To level your RV front to back, you'll need leveling jacks. Check your RV if it has leveling jacks already installed. If not, you can buy portable jacks from Amazon and other retailers.

Securing and stabilizing your RV

After leveling your RV, it's time to chock the wheels. Some leveling blocks come with interlocking pads that you can stack. There are also plastic ones but these aren't advisable as they can sink into the ground and should you forget about them, the RV wheels just roll over them when you leave. If you can, invest in heavy-duty rubber chocks. Place your RV chocks under a pair of wheels to help ensure your RV will not move or roll away. Wheel chocks are your third level of security to keep your RV in place. They'll work even when your brake or leveling jacks don't.

Once the chocks are in place, it's time to put down your RV's stabilizer jacks. Unlike leveling jacks, stabilizer jacks are not meant to level the RV. Instead, you use them to stabilize a slide-out or other portions of the vehicle. This means that when you're walking inside the RV, you won't feel it swaying too much because of the movements.

Connecting to utilities

Assuming you're not dry camping, your campsite should provide you with a partial hookup (water and electricity) or a full hookup (water, electricity, and sewage).
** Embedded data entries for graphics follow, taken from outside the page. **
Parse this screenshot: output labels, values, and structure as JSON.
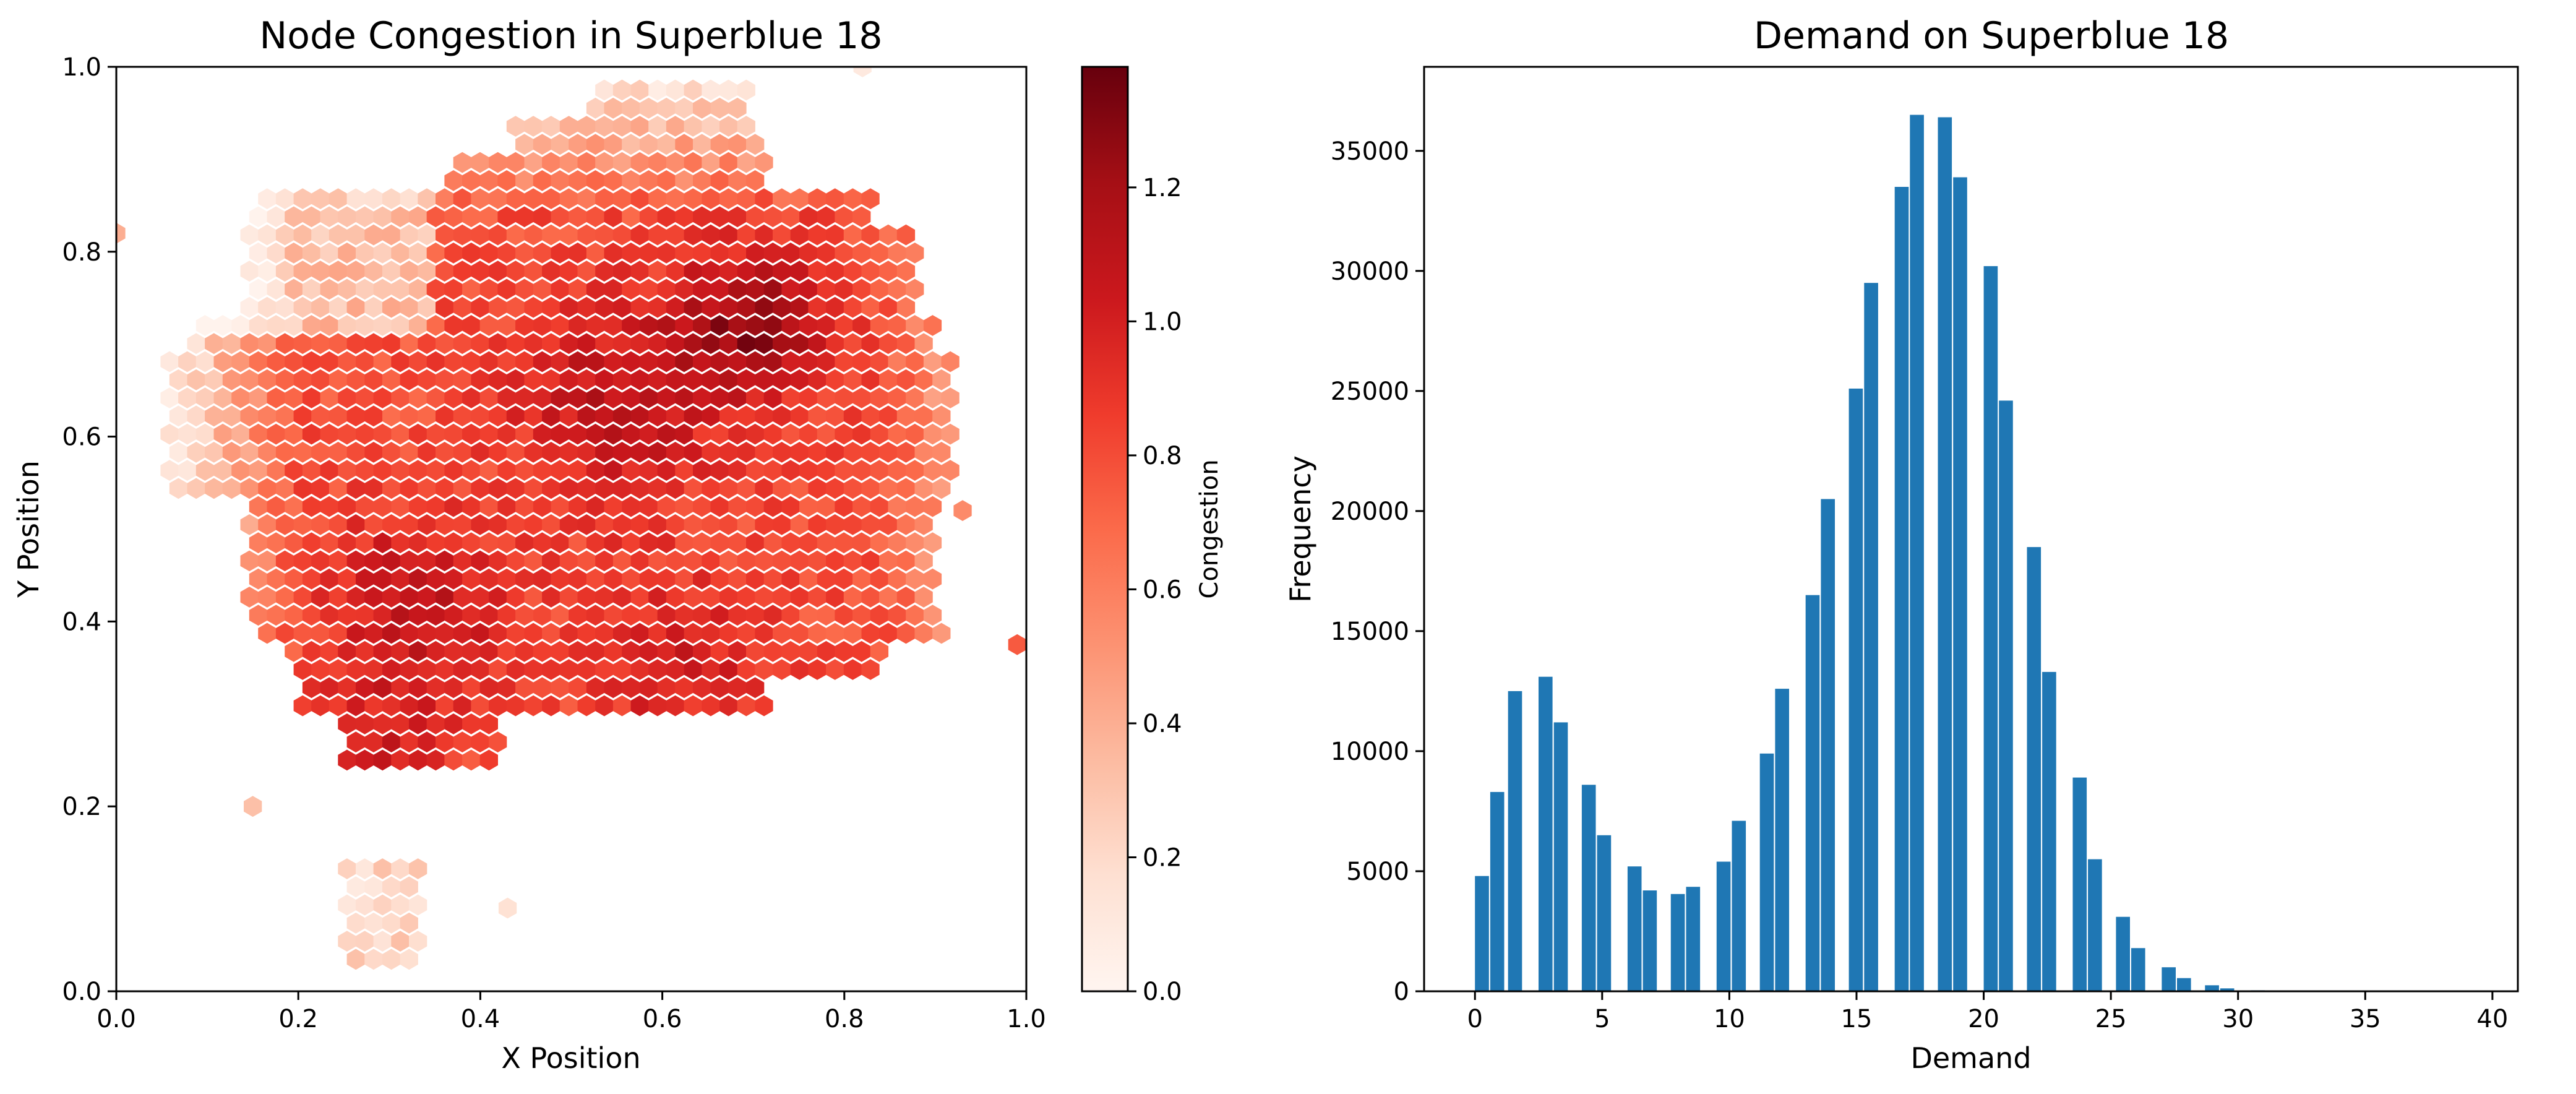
{
  "chart_data": [
    {
      "type": "heatmap",
      "subtype": "hexbin",
      "title": "Node Congestion in Superblue 18",
      "xlabel": "X Position",
      "ylabel": "Y Position",
      "xlim": [
        0.0,
        1.0
      ],
      "ylim": [
        0.0,
        1.0
      ],
      "xticks": [
        "0.0",
        "0.2",
        "0.4",
        "0.6",
        "0.8",
        "1.0"
      ],
      "yticks": [
        "0.0",
        "0.2",
        "0.4",
        "0.6",
        "0.8",
        "1.0"
      ],
      "colorbar": {
        "label": "Congestion",
        "range": [
          0.0,
          1.38
        ],
        "ticks": [
          "0.0",
          "0.2",
          "0.4",
          "0.6",
          "0.8",
          "1.0",
          "1.2"
        ],
        "colormap": "Reds"
      },
      "grid": false,
      "description_of_field": "Dense cluster covering roughly x 0.05-0.92, y 0.25-0.97; highest congestion (~1.2-1.38) near (0.70, 0.72), (0.55, 0.65), (0.32, 0.40); low congestion (~0.1-0.3) at left edge x<0.2 and top region y>0.85; small separate low cluster near x 0.25-0.33, y 0.02-0.15; isolated cells near (0.15, 0.2), (0.43, 0.09), (0.93, 0.52), (0.99, 0.38), (0.0, 0.82)."
    },
    {
      "type": "bar",
      "subtype": "histogram",
      "title": "Demand on Superblue 18",
      "xlabel": "Demand",
      "ylabel": "Frequency",
      "xlim": [
        -2,
        41
      ],
      "ylim": [
        0,
        38500
      ],
      "xticks": [
        "0",
        "5",
        "10",
        "15",
        "20",
        "25",
        "30",
        "35",
        "40"
      ],
      "yticks": [
        "0",
        "5000",
        "10000",
        "15000",
        "20000",
        "25000",
        "30000",
        "35000"
      ],
      "color": "#1f77b4",
      "grid": false,
      "x": [
        0,
        0.6,
        1.3,
        2.5,
        3.1,
        4.2,
        4.8,
        6.0,
        6.6,
        7.7,
        8.3,
        9.5,
        10.1,
        11.2,
        11.8,
        13.0,
        13.6,
        14.7,
        15.3,
        16.5,
        17.1,
        18.2,
        18.8,
        20.0,
        20.6,
        21.7,
        22.3,
        23.5,
        24.1,
        25.2,
        25.8,
        27.0,
        27.6,
        28.7,
        29.3,
        30.5,
        31.1,
        32.2,
        32.8,
        34.0,
        34.6,
        35.7,
        36.3,
        37.5,
        38.1,
        39.2
      ],
      "values": [
        4800,
        8300,
        12500,
        13100,
        11200,
        8600,
        6500,
        5200,
        4200,
        4050,
        4350,
        5400,
        7100,
        9900,
        12600,
        16500,
        20500,
        25100,
        29500,
        33500,
        36500,
        36400,
        33900,
        30200,
        24600,
        18500,
        13300,
        8900,
        5500,
        3100,
        1800,
        1000,
        550,
        250,
        120,
        40,
        15,
        5,
        2,
        1,
        0,
        0,
        0,
        0,
        0,
        0
      ],
      "bar_width": 0.55
    }
  ]
}
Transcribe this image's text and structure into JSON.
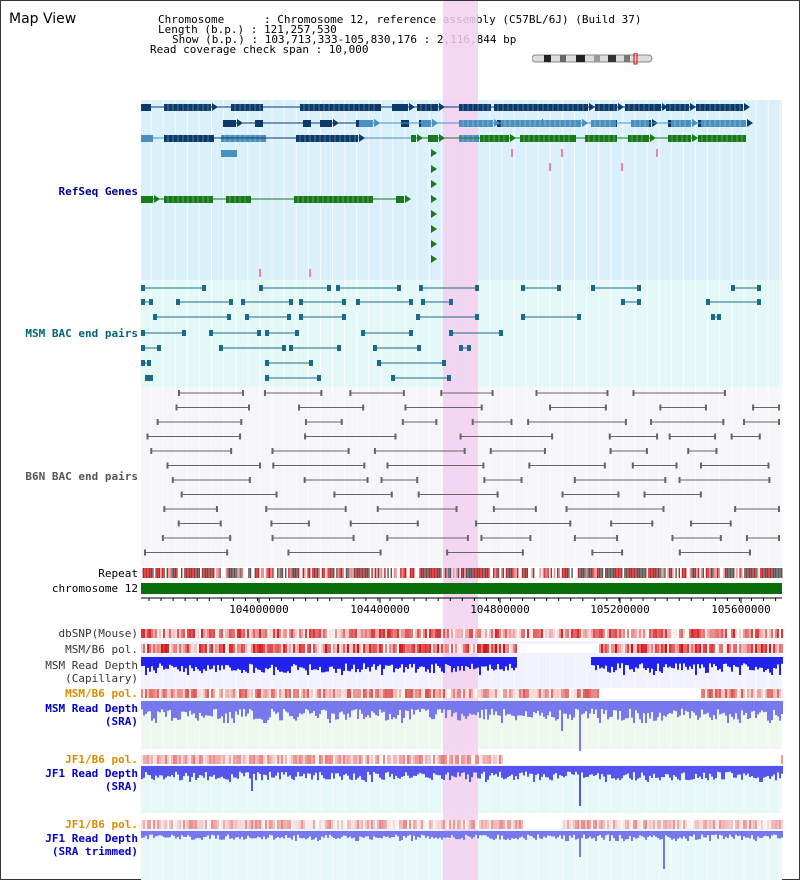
{
  "title": "Map View",
  "info": {
    "chromosome": "Chromosome      : Chromosome 12, reference assembly (C57BL/6J) (Build 37)",
    "length": "Length (b.p.) : 121,257,530",
    "show": "Show (b.p.) : 103,713,333-105,830,176 : 2,116,844 bp",
    "coverage": "Read coverage check span : 10,000"
  },
  "tracks": {
    "refseq": "RefSeq Genes",
    "msm_bac": "MSM BAC end pairs",
    "b6n_bac": "B6N BAC end pairs",
    "repeat": "Repeat",
    "chromosome": "chromosome 12",
    "dbsnp": "dbSNP(Mouse)",
    "msm_b6_pol_1": "MSM/B6 pol.",
    "msm_depth_cap_1": "MSM Read Depth",
    "msm_depth_cap_2": "(Capillary)",
    "msm_b6_pol_2": "MSM/B6 pol.",
    "msm_depth_sra_1": "MSM Read Depth",
    "msm_depth_sra_2": "(SRA)",
    "jf1_b6_pol_1": "JF1/B6 pol.",
    "jf1_depth_1": "JF1 Read Depth",
    "jf1_depth_2": "(SRA)",
    "jf1_b6_pol_2": "JF1/B6 pol.",
    "jf1_trim_1": "JF1 Read Depth",
    "jf1_trim_2": "(SRA trimmed)"
  },
  "axis": {
    "ticks": [
      "104000000",
      "104400000",
      "104800000",
      "105200000",
      "105600000"
    ]
  },
  "colors": {
    "refseq_bg": "#daf0fa",
    "msm_bg": "#e4f8f8",
    "b6n_bg": "#f6f6fa",
    "highlight": "#f5d0f0",
    "gene_navy": "#0b3a6b",
    "gene_steel": "#4a90c0",
    "gene_green": "#1a7a1a",
    "chromosome": "#0a6e0a",
    "depth_blue": "#2222ee",
    "depth_light": "#7777ee"
  }
}
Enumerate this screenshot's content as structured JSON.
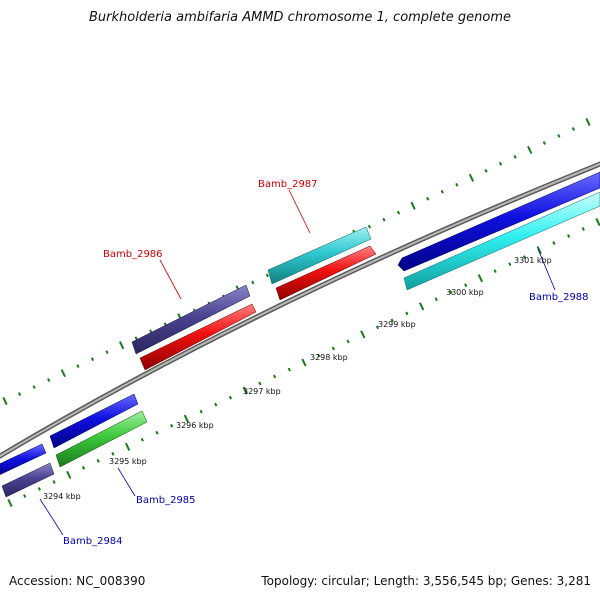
{
  "title": "Burkholderia ambifaria AMMD chromosome 1, complete genome",
  "footer": {
    "accession": "Accession: NC_008390",
    "summary": "Topology: circular; Length: 3,556,545 bp; Genes: 3,281"
  },
  "colors": {
    "backbone": "#8c8c8c",
    "ticks": "#1a7a1a",
    "label_red": "#cc0000",
    "label_blue": "#0000aa"
  },
  "scale": {
    "tick_labels": [
      "3294 kbp",
      "3295 kbp",
      "3296 kbp",
      "3297 kbp",
      "3298 kbp",
      "3299 kbp",
      "3300 kbp",
      "3301 kbp"
    ]
  },
  "genes": [
    {
      "name": "Bamb_2984"
    },
    {
      "name": "Bamb_2985"
    },
    {
      "name": "Bamb_2986"
    },
    {
      "name": "Bamb_2987"
    },
    {
      "name": "Bamb_2988"
    }
  ]
}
One of the reasons why you have to level your RV is so that you can connect to these utilities more easily. RVs use 30 or 50 amp and campsites may offer any of these, so it's good to have an adapter on hand as well as a surge protector that you can plug in at camp or install in your RV. With the breaker turned off, plug in the surge protector and adaptor. Then connect to your RV and turn on the breaker. This is the best time to set up your slide-outs to avoid using the battery or solar power.

For your water connection, check to see that water is running before hooking up with a hose that's good to use for drinking water. Then attach a filter and a pressure regulator. The Home That Roams advises using a Y-adapter for hooking up another hose or washing your hands.

Set up your sewage connection last, if it's available. Put on a pair of sturdy waterproof gloves to protect yourself from any mess or spills. Before connecting, check your RV's monitoring system, if available, and make sure both black and gray water lines are closed. Then open the campsite's sewage cap and make the hookup. It's essential that your hose is sloped to avoid any build-ups, so consider using a sewer hose support to keep the flow moving naturally.

Finalizing your RV setup

With your water, electricity, and sewage connections all sorted out, it's time to make the campsite feel like home. This most likely means making it comfortable during your stay and making it look pleasant to your eyes. You can set up your satellite TV or internet, bring out the tables and chairs, and put down your carpet or mat by the door.

This is also the time to tend to your pets, if you brought along any. You can keep small pets in their portable pens, while you can tie larger pets to a tree or the rear trailer hitch. You'll also want to sort out where and how you can throw away the trash. Some campsites have a dumpster where you can dispose of your trash, while others might pick it up every morning. Aside from trash issues, you should also ask campground staff for some important info that you'll need in case of emergencies. These include your site number, the campsite's name, and its phone number.